The prediction hasn't come true yet, but unfriendly nations and international competitors already are stepping up their efforts to challenge the young new president or at the very least get his attention.
During the last week, North Korea threatened South Korea and prepared a long-range missile launch. Iran rocketed its first satellite into orbit without outside help. As Taliban militants attacked U.S. supply routes through Pakistan into Afghanistan, tiny Kyrgyzstan, with support from Russia, threatened to eject U.S. troops from an air base that's crucial to the war effort in Afghanistan. Russian and Chinese leaders mocked U.S. economic policies at an economic forum in Switzerland.
White House officials said the challenges — particularly North Korea's bid for attention — weren't surprising.
However, they illustrate that world events may not wait for the administration to complete its foreign-policy reviews. President Obama, whose initial public focus has been on the economy, Arab-Israeli peace and Afghanistan, may not always be able to set his own agenda.

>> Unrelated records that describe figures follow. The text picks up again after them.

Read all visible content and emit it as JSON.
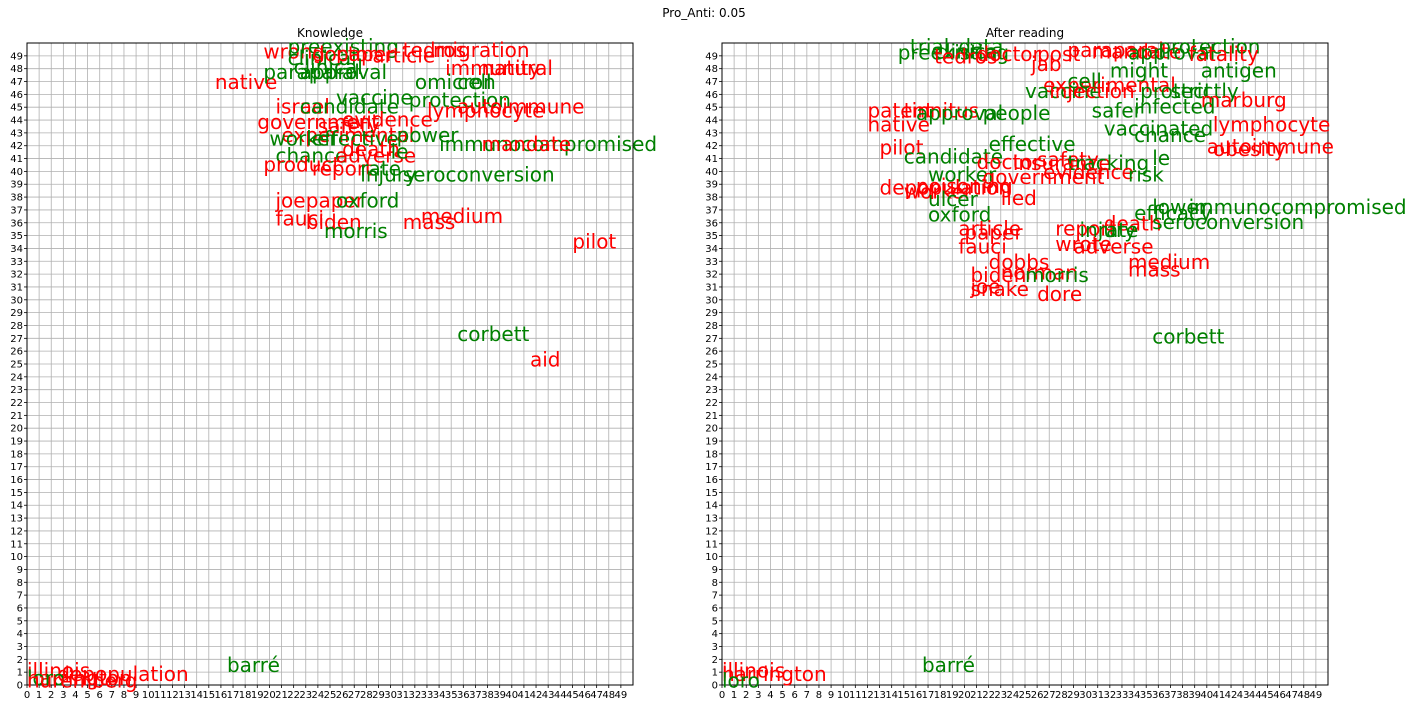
{
  "figure_title": "Pro_Anti: 0.05",
  "colors": {
    "pro": "#008000",
    "anti": "#ff0000",
    "grid": "#b0b0b0",
    "axis": "#000000"
  },
  "chart_data": [
    {
      "type": "scatter",
      "title": "Knowledge",
      "xlim": [
        0,
        50
      ],
      "ylim": [
        0,
        50
      ],
      "xticks": [
        0,
        1,
        2,
        3,
        4,
        5,
        6,
        7,
        8,
        9,
        10,
        11,
        12,
        13,
        14,
        15,
        16,
        17,
        18,
        19,
        20,
        21,
        22,
        23,
        24,
        25,
        26,
        27,
        28,
        29,
        30,
        31,
        32,
        33,
        34,
        35,
        36,
        37,
        38,
        39,
        40,
        41,
        42,
        43,
        44,
        45,
        46,
        47,
        48,
        49
      ],
      "yticks": [
        0,
        1,
        2,
        3,
        4,
        5,
        6,
        7,
        8,
        9,
        10,
        11,
        12,
        13,
        14,
        15,
        16,
        17,
        18,
        19,
        20,
        21,
        22,
        23,
        24,
        25,
        26,
        27,
        28,
        29,
        30,
        31,
        32,
        33,
        34,
        35,
        36,
        37,
        38,
        39,
        40,
        41,
        42,
        43,
        44,
        45,
        46,
        47,
        48,
        49
      ],
      "grid": true,
      "points": [
        {
          "text": "wrong",
          "x": 19.5,
          "y": 48.8,
          "color": "anti"
        },
        {
          "text": "preexisting",
          "x": 21.5,
          "y": 49.2,
          "color": "pro"
        },
        {
          "text": "clinical",
          "x": 21.5,
          "y": 48.3,
          "color": "pro"
        },
        {
          "text": "doctor",
          "x": 23.5,
          "y": 48.6,
          "color": "anti"
        },
        {
          "text": "paper",
          "x": 25.5,
          "y": 48.6,
          "color": "anti"
        },
        {
          "text": "article",
          "x": 28.5,
          "y": 48.5,
          "color": "anti"
        },
        {
          "text": "tedros",
          "x": 31,
          "y": 48.9,
          "color": "anti"
        },
        {
          "text": "migration",
          "x": 33.5,
          "y": 48.9,
          "color": "anti"
        },
        {
          "text": "clinical",
          "x": 22,
          "y": 47.6,
          "color": "pro"
        },
        {
          "text": "native",
          "x": 15.5,
          "y": 46.4,
          "color": "anti"
        },
        {
          "text": "paraparal",
          "x": 19.5,
          "y": 47.2,
          "color": "pro"
        },
        {
          "text": "approval",
          "x": 22.5,
          "y": 47.2,
          "color": "pro"
        },
        {
          "text": "immunity",
          "x": 34.5,
          "y": 47.5,
          "color": "anti"
        },
        {
          "text": "natural",
          "x": 37.5,
          "y": 47.5,
          "color": "anti"
        },
        {
          "text": "omicron",
          "x": 32,
          "y": 46.4,
          "color": "pro"
        },
        {
          "text": "cell",
          "x": 35.5,
          "y": 46.4,
          "color": "pro"
        },
        {
          "text": "vaccine",
          "x": 25.5,
          "y": 45.2,
          "color": "pro"
        },
        {
          "text": "israel",
          "x": 20.5,
          "y": 44.5,
          "color": "anti"
        },
        {
          "text": "candidate",
          "x": 22.5,
          "y": 44.5,
          "color": "pro"
        },
        {
          "text": "protection",
          "x": 31.5,
          "y": 45.0,
          "color": "pro"
        },
        {
          "text": "autoimmune",
          "x": 35.5,
          "y": 44.5,
          "color": "anti"
        },
        {
          "text": "lymphocyte",
          "x": 33,
          "y": 44.2,
          "color": "anti"
        },
        {
          "text": "government",
          "x": 19,
          "y": 43.3,
          "color": "anti"
        },
        {
          "text": "evidence",
          "x": 26,
          "y": 43.5,
          "color": "anti"
        },
        {
          "text": "safety",
          "x": 24,
          "y": 43.0,
          "color": "anti"
        },
        {
          "text": "experimental",
          "x": 21,
          "y": 42.3,
          "color": "anti"
        },
        {
          "text": "worker",
          "x": 20,
          "y": 42.0,
          "color": "pro"
        },
        {
          "text": "effective",
          "x": 23.5,
          "y": 42.0,
          "color": "pro"
        },
        {
          "text": "power",
          "x": 30.5,
          "y": 42.3,
          "color": "pro"
        },
        {
          "text": "immunocompromised",
          "x": 34,
          "y": 41.6,
          "color": "pro"
        },
        {
          "text": "mandate",
          "x": 37.5,
          "y": 41.6,
          "color": "anti"
        },
        {
          "text": "death",
          "x": 26,
          "y": 41.2,
          "color": "anti"
        },
        {
          "text": "chance",
          "x": 20.5,
          "y": 40.7,
          "color": "pro"
        },
        {
          "text": "adverse",
          "x": 25.5,
          "y": 40.7,
          "color": "anti"
        },
        {
          "text": "le",
          "x": 30,
          "y": 41.0,
          "color": "pro"
        },
        {
          "text": "product",
          "x": 19.5,
          "y": 40.0,
          "color": "anti"
        },
        {
          "text": "report",
          "x": 23.5,
          "y": 39.7,
          "color": "anti"
        },
        {
          "text": "rate",
          "x": 27.5,
          "y": 39.7,
          "color": "pro"
        },
        {
          "text": "injury",
          "x": 27.5,
          "y": 39.2,
          "color": "pro"
        },
        {
          "text": "seroconversion",
          "x": 31,
          "y": 39.2,
          "color": "pro"
        },
        {
          "text": "joe",
          "x": 20.5,
          "y": 37.2,
          "color": "anti"
        },
        {
          "text": "paper",
          "x": 23,
          "y": 37.2,
          "color": "anti"
        },
        {
          "text": "oxford",
          "x": 25.5,
          "y": 37.2,
          "color": "pro"
        },
        {
          "text": "fauci",
          "x": 20.5,
          "y": 35.8,
          "color": "anti"
        },
        {
          "text": "biden",
          "x": 23,
          "y": 35.5,
          "color": "anti"
        },
        {
          "text": "medium",
          "x": 32.5,
          "y": 36.0,
          "color": "anti"
        },
        {
          "text": "mass",
          "x": 31,
          "y": 35.5,
          "color": "anti"
        },
        {
          "text": "morris",
          "x": 24.5,
          "y": 34.8,
          "color": "pro"
        },
        {
          "text": "pilot",
          "x": 45,
          "y": 34.0,
          "color": "anti"
        },
        {
          "text": "corbett",
          "x": 35.5,
          "y": 26.8,
          "color": "pro"
        },
        {
          "text": "aid",
          "x": 41.5,
          "y": 24.8,
          "color": "anti"
        },
        {
          "text": "barré",
          "x": 16.5,
          "y": 1.0,
          "color": "pro"
        },
        {
          "text": "illinois",
          "x": 0,
          "y": 0.6,
          "color": "anti"
        },
        {
          "text": "harrington",
          "x": 0,
          "y": 0.0,
          "color": "anti"
        },
        {
          "text": "depopulation",
          "x": 2.5,
          "y": 0.3,
          "color": "anti"
        },
        {
          "text": "loro",
          "x": 0,
          "y": 0.0,
          "color": "pro"
        },
        {
          "text": "nuremberg",
          "x": 0,
          "y": -0.2,
          "color": "anti"
        }
      ]
    },
    {
      "type": "scatter",
      "title": "After reading",
      "xlim": [
        0,
        50
      ],
      "ylim": [
        0,
        50
      ],
      "xticks": [
        0,
        1,
        2,
        3,
        4,
        5,
        6,
        7,
        8,
        9,
        10,
        11,
        12,
        13,
        14,
        15,
        16,
        17,
        18,
        19,
        20,
        21,
        22,
        23,
        24,
        25,
        26,
        27,
        28,
        29,
        30,
        31,
        32,
        33,
        34,
        35,
        36,
        37,
        38,
        39,
        40,
        41,
        42,
        43,
        44,
        45,
        46,
        47,
        48,
        49
      ],
      "yticks": [
        0,
        1,
        2,
        3,
        4,
        5,
        6,
        7,
        8,
        9,
        10,
        11,
        12,
        13,
        14,
        15,
        16,
        17,
        18,
        19,
        20,
        21,
        22,
        23,
        24,
        25,
        26,
        27,
        28,
        29,
        30,
        31,
        32,
        33,
        34,
        35,
        36,
        37,
        38,
        39,
        40,
        41,
        42,
        43,
        44,
        45,
        46,
        47,
        48,
        49
      ],
      "grid": true,
      "points": [
        {
          "text": "trial",
          "x": 15.5,
          "y": 49.2,
          "color": "pro"
        },
        {
          "text": "preexisting",
          "x": 14.5,
          "y": 48.7,
          "color": "pro"
        },
        {
          "text": "clinical",
          "x": 17.5,
          "y": 48.8,
          "color": "pro"
        },
        {
          "text": "data",
          "x": 19.5,
          "y": 49.2,
          "color": "pro"
        },
        {
          "text": "tedros",
          "x": 17.5,
          "y": 48.4,
          "color": "anti"
        },
        {
          "text": "doctor",
          "x": 21,
          "y": 48.6,
          "color": "anti"
        },
        {
          "text": "jab",
          "x": 25.5,
          "y": 47.8,
          "color": "anti"
        },
        {
          "text": "post",
          "x": 26,
          "y": 48.6,
          "color": "anti"
        },
        {
          "text": "paraparal",
          "x": 28.5,
          "y": 48.9,
          "color": "anti"
        },
        {
          "text": "mandate",
          "x": 30.5,
          "y": 48.8,
          "color": "anti"
        },
        {
          "text": "protection",
          "x": 36,
          "y": 49.2,
          "color": "pro"
        },
        {
          "text": "approval",
          "x": 33.5,
          "y": 48.7,
          "color": "pro"
        },
        {
          "text": "fatality",
          "x": 38.5,
          "y": 48.6,
          "color": "anti"
        },
        {
          "text": "might",
          "x": 32,
          "y": 47.3,
          "color": "pro"
        },
        {
          "text": "antigen",
          "x": 39.5,
          "y": 47.3,
          "color": "pro"
        },
        {
          "text": "experimental",
          "x": 26.5,
          "y": 46.2,
          "color": "anti"
        },
        {
          "text": "cell",
          "x": 28.5,
          "y": 46.5,
          "color": "pro"
        },
        {
          "text": "vaccine",
          "x": 25,
          "y": 45.7,
          "color": "pro"
        },
        {
          "text": "injection",
          "x": 27,
          "y": 45.7,
          "color": "anti"
        },
        {
          "text": "protect",
          "x": 34.5,
          "y": 45.7,
          "color": "pro"
        },
        {
          "text": "strictly",
          "x": 37,
          "y": 45.7,
          "color": "pro"
        },
        {
          "text": "marburg",
          "x": 39.5,
          "y": 45.0,
          "color": "anti"
        },
        {
          "text": "infected",
          "x": 34,
          "y": 44.5,
          "color": "pro"
        },
        {
          "text": "safer",
          "x": 30.5,
          "y": 44.2,
          "color": "pro"
        },
        {
          "text": "patent",
          "x": 12,
          "y": 44.2,
          "color": "anti"
        },
        {
          "text": "tinnitus",
          "x": 15,
          "y": 44.2,
          "color": "anti"
        },
        {
          "text": "approval",
          "x": 16,
          "y": 44.0,
          "color": "pro"
        },
        {
          "text": "people",
          "x": 21.5,
          "y": 44.0,
          "color": "pro"
        },
        {
          "text": "native",
          "x": 12,
          "y": 43.1,
          "color": "anti"
        },
        {
          "text": "lymphocyte",
          "x": 40.5,
          "y": 43.1,
          "color": "anti"
        },
        {
          "text": "vaccinated",
          "x": 31.5,
          "y": 42.8,
          "color": "pro"
        },
        {
          "text": "chance",
          "x": 34,
          "y": 42.3,
          "color": "pro"
        },
        {
          "text": "effective",
          "x": 22,
          "y": 41.6,
          "color": "pro"
        },
        {
          "text": "autoimmune",
          "x": 40,
          "y": 41.4,
          "color": "anti"
        },
        {
          "text": "obesity",
          "x": 40.5,
          "y": 41.2,
          "color": "anti"
        },
        {
          "text": "pilot",
          "x": 13,
          "y": 41.3,
          "color": "anti"
        },
        {
          "text": "candidate",
          "x": 15,
          "y": 40.6,
          "color": "pro"
        },
        {
          "text": "doctor",
          "x": 21,
          "y": 40.2,
          "color": "anti"
        },
        {
          "text": "safety",
          "x": 26,
          "y": 40.4,
          "color": "anti"
        },
        {
          "text": "insurance",
          "x": 24,
          "y": 40.1,
          "color": "anti"
        },
        {
          "text": "tracking",
          "x": 28.5,
          "y": 40.1,
          "color": "pro"
        },
        {
          "text": "le",
          "x": 35.5,
          "y": 40.5,
          "color": "pro"
        },
        {
          "text": "worker",
          "x": 17,
          "y": 39.2,
          "color": "pro"
        },
        {
          "text": "evidence",
          "x": 26.5,
          "y": 39.4,
          "color": "anti"
        },
        {
          "text": "government",
          "x": 21.5,
          "y": 39.0,
          "color": "anti"
        },
        {
          "text": "risk",
          "x": 33.5,
          "y": 39.2,
          "color": "pro"
        },
        {
          "text": "depopulation",
          "x": 13,
          "y": 38.2,
          "color": "anti"
        },
        {
          "text": "poisoning",
          "x": 16,
          "y": 38.3,
          "color": "anti"
        },
        {
          "text": "worker",
          "x": 15,
          "y": 37.9,
          "color": "anti"
        },
        {
          "text": "ulcer",
          "x": 17,
          "y": 37.3,
          "color": "pro"
        },
        {
          "text": "lied",
          "x": 23,
          "y": 37.4,
          "color": "anti"
        },
        {
          "text": "lower",
          "x": 35.5,
          "y": 36.7,
          "color": "pro"
        },
        {
          "text": "immunocompromised",
          "x": 38.5,
          "y": 36.7,
          "color": "pro"
        },
        {
          "text": "oxford",
          "x": 17,
          "y": 36.1,
          "color": "pro"
        },
        {
          "text": "efficacy",
          "x": 34,
          "y": 36.2,
          "color": "pro"
        },
        {
          "text": "death",
          "x": 31.5,
          "y": 35.4,
          "color": "anti"
        },
        {
          "text": "seroconversion",
          "x": 35.5,
          "y": 35.5,
          "color": "pro"
        },
        {
          "text": "article",
          "x": 19.5,
          "y": 35.0,
          "color": "anti"
        },
        {
          "text": "paper",
          "x": 20,
          "y": 34.7,
          "color": "anti"
        },
        {
          "text": "report",
          "x": 27.5,
          "y": 35.0,
          "color": "anti"
        },
        {
          "text": "injury",
          "x": 29.5,
          "y": 34.9,
          "color": "pro"
        },
        {
          "text": "rate",
          "x": 31,
          "y": 34.9,
          "color": "pro"
        },
        {
          "text": "fauci",
          "x": 19.5,
          "y": 33.6,
          "color": "anti"
        },
        {
          "text": "wrote",
          "x": 27.5,
          "y": 33.8,
          "color": "anti"
        },
        {
          "text": "adverse",
          "x": 29,
          "y": 33.6,
          "color": "anti"
        },
        {
          "text": "dobbs",
          "x": 22,
          "y": 32.4,
          "color": "anti"
        },
        {
          "text": "medium",
          "x": 33.5,
          "y": 32.4,
          "color": "anti"
        },
        {
          "text": "mass",
          "x": 33.5,
          "y": 31.8,
          "color": "anti"
        },
        {
          "text": "biden",
          "x": 20.5,
          "y": 31.4,
          "color": "anti"
        },
        {
          "text": "norman",
          "x": 23,
          "y": 31.6,
          "color": "anti"
        },
        {
          "text": "morris",
          "x": 25,
          "y": 31.4,
          "color": "pro"
        },
        {
          "text": "joe",
          "x": 20.5,
          "y": 30.5,
          "color": "anti"
        },
        {
          "text": "snake",
          "x": 20.5,
          "y": 30.3,
          "color": "anti"
        },
        {
          "text": "dore",
          "x": 26,
          "y": 29.9,
          "color": "anti"
        },
        {
          "text": "corbett",
          "x": 35.5,
          "y": 26.6,
          "color": "pro"
        },
        {
          "text": "barré",
          "x": 16.5,
          "y": 1.0,
          "color": "pro"
        },
        {
          "text": "illinois",
          "x": 0,
          "y": 0.6,
          "color": "anti"
        },
        {
          "text": "harrington",
          "x": 0,
          "y": 0.3,
          "color": "anti"
        },
        {
          "text": "loro",
          "x": 0,
          "y": -0.2,
          "color": "pro"
        }
      ]
    }
  ]
}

Obama "keeps focusing on the domestic economy, almost as if he wishes the rest of the world would go away. But life is not that orderly," said John Bolton, a hawk who served as former President George W. Bush's U.N. ambassador.

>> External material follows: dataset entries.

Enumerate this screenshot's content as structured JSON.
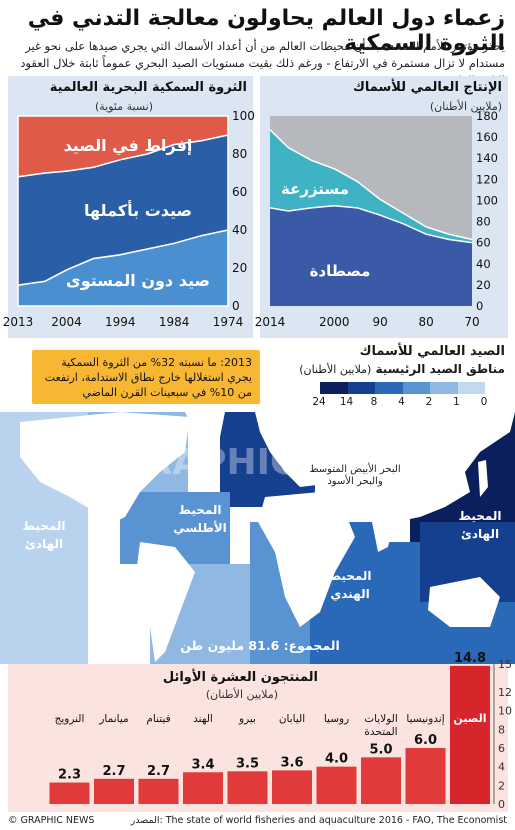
{
  "header": {
    "title": "زعماء دول العالم يحاولون معالجة التدني في الثروة السمكية",
    "subtitle": "يحذر مؤتمر للأمم المتحدة بشأن محيطات العالم من أن أعداد الأسماك التي يجري صيدها على نحو غير مستدام لا تزال مستمرة في الارتفاع - ورغم ذلك بقيت مستويات الصيد البحري عموماً ثابتة خلال العقود الثلاثة الماضية"
  },
  "left_panel": {
    "title": "الثروة السمكية البحرية العالمية",
    "unit": "(نسبة مئوية)",
    "label_over": "إفراط في الصيد",
    "label_full": "صيدت بأكملها",
    "label_under": "صيد دون المستوى"
  },
  "right_panel": {
    "title": "الإنتاج العالمي للأسماك",
    "unit": "(ملايين الأطنان)",
    "label_farmed": "مستزرعة",
    "label_caught": "مصطادة"
  },
  "callout": {
    "text": "2013: ما نسبته 32% من الثروة السمكية يجري استغلالها خارج نطاق الاستدامة، ارتفعت من 10% في سبعينات القرن الماضي"
  },
  "map": {
    "title": "الصيد العالمي للأسماك",
    "subtitle": "مناطق الصيد الرئيسية",
    "unit": "(ملايين الأطنان)",
    "legend_ticks": [
      "24",
      "14",
      "8",
      "4",
      "2",
      "1",
      "0"
    ],
    "legend_colors": [
      "#0b1f5c",
      "#153f8f",
      "#2a68b8",
      "#5a93d2",
      "#8fb8e3",
      "#c3d9f0"
    ],
    "label_pacific_east": "المحيط\nالهادئ",
    "label_atlantic": "المحيط\nالأطلسي",
    "label_med": "البحر الأبيض المتوسط\nوالبحر الأسود",
    "label_indian": "المحيط\nالهندي",
    "label_pacific_west": "المحيط\nالهادئ",
    "total": "المجموع: 81.6 مليون طن",
    "watermark": "GRAPHIC NEWS"
  },
  "bottom_chart": {
    "title": "المنتجون العشرة الأوائل",
    "unit": "(ملايين الأطنان)"
  },
  "footer": {
    "left": "© GRAPHIC NEWS",
    "right": "المصدر: The state of world fisheries and aquaculture 2016 - FAO, The Economist"
  },
  "chart_data": [
    {
      "type": "area",
      "title": "الثروة السمكية البحرية العالمية",
      "ylabel": "(نسبة مئوية)",
      "x": [
        1974,
        1979,
        1984,
        1989,
        1994,
        1999,
        2004,
        2008,
        2013
      ],
      "x_ticks": [
        "1974",
        "1984",
        "1994",
        "2004",
        "2013"
      ],
      "ylim": [
        0,
        100
      ],
      "y_ticks": [
        "0",
        "20",
        "40",
        "60",
        "80",
        "100"
      ],
      "series": [
        {
          "name": "صيد دون المستوى",
          "values": [
            40,
            37,
            33,
            30,
            27,
            25,
            19,
            13,
            11
          ]
        },
        {
          "name": "صيدت بأكملها",
          "values": [
            50,
            50,
            52,
            50,
            50,
            48,
            52,
            57,
            57
          ]
        },
        {
          "name": "إفراط في الصيد",
          "values": [
            10,
            13,
            15,
            20,
            23,
            27,
            29,
            30,
            32
          ]
        }
      ]
    },
    {
      "type": "area",
      "title": "الإنتاج العالمي للأسماك",
      "ylabel": "(ملايين الأطنان)",
      "x": [
        1970,
        1975,
        1980,
        1985,
        1990,
        1995,
        2000,
        2005,
        2010,
        2014
      ],
      "x_ticks": [
        "70",
        "80",
        "90",
        "2000",
        "2014"
      ],
      "ylim": [
        0,
        180
      ],
      "y_ticks": [
        "0",
        "20",
        "40",
        "60",
        "80",
        "100",
        "120",
        "140",
        "160",
        "180"
      ],
      "series": [
        {
          "name": "مصطادة",
          "values": [
            60,
            63,
            68,
            78,
            86,
            93,
            95,
            93,
            90,
            93
          ]
        },
        {
          "name": "مستزرعة",
          "values": [
            3,
            5,
            7,
            10,
            15,
            25,
            35,
            45,
            60,
            74
          ]
        }
      ]
    },
    {
      "type": "bar",
      "title": "المنتجون العشرة الأوائل",
      "ylabel": "(ملايين الأطنان)",
      "categories": [
        "الصين",
        "إندونيسيا",
        "الولايات المتحدة",
        "روسيا",
        "اليابان",
        "بيرو",
        "الهند",
        "فيتنام",
        "ميانمار",
        "النرويج"
      ],
      "values": [
        14.8,
        6.0,
        5.0,
        4.0,
        3.6,
        3.5,
        3.4,
        2.7,
        2.7,
        2.3
      ],
      "value_labels": [
        "14.8",
        "6.0",
        "5.0",
        "4.0",
        "3.6",
        "3.5",
        "3.4",
        "2.7",
        "2.7",
        "2.3"
      ],
      "ylim": [
        0,
        15
      ],
      "y_ticks": [
        "0",
        "2",
        "4",
        "6",
        "8",
        "10",
        "12",
        "15"
      ],
      "colors": {
        "highlight": "#d7262b",
        "bar": "#e03a3a"
      }
    }
  ]
}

These issues "are coming to a boil," Bolton said.
None may be more vital to U.S. interests than the Manas base in the Central Asian nation of Kyrgyzstan, a crucial hub for transporting U.S. troops and supplies in and out of Afghanistan.
Kyrgyz President Kurmanbek Bakiyev, on a trip to Moscow to collect more than $2 billion in aid and credits, announced that the U.S. presence would have to end. That at first looked like a bargaining position, but a senior Kyrgyz official said Friday that the decision was final.
Speculation abounds that the real force behind the move was Russia, which has chafed at U.S. military operations on territory of the former Soviet Union, and wants to force Washington to depend on it for support in Afghanistan.
Russia also may be trying to pressure Obama into abandoning plans that former President George W. Bush developed to install U.S. missile-defense facilities in Eastern Europe.
"They're trying to assert control over the U.S.-Russian relationship," said Martha Brill Olcott, a Central Asia scholar at the Washington-based Carnegie Endowment for International Peace.
Olcott said there were numerous signals from Kyrgyzstan that its leaders would shutter the base, signals that Washington apparently misread. Now the Obama administration is "totally behind the eight ball," she said.
North Korea poses a different sort of problem for Obama. Pyongyang frequently has used bellicose rhetoric and actions — for example, its October 2006 underground nuclear test — to demand the world's attention.
A White House official recalled that there were crises with North Korea early in President Bill Clinton's and Bush's administrations. The official requested anonymity because he wasn't authorized to speak publicly.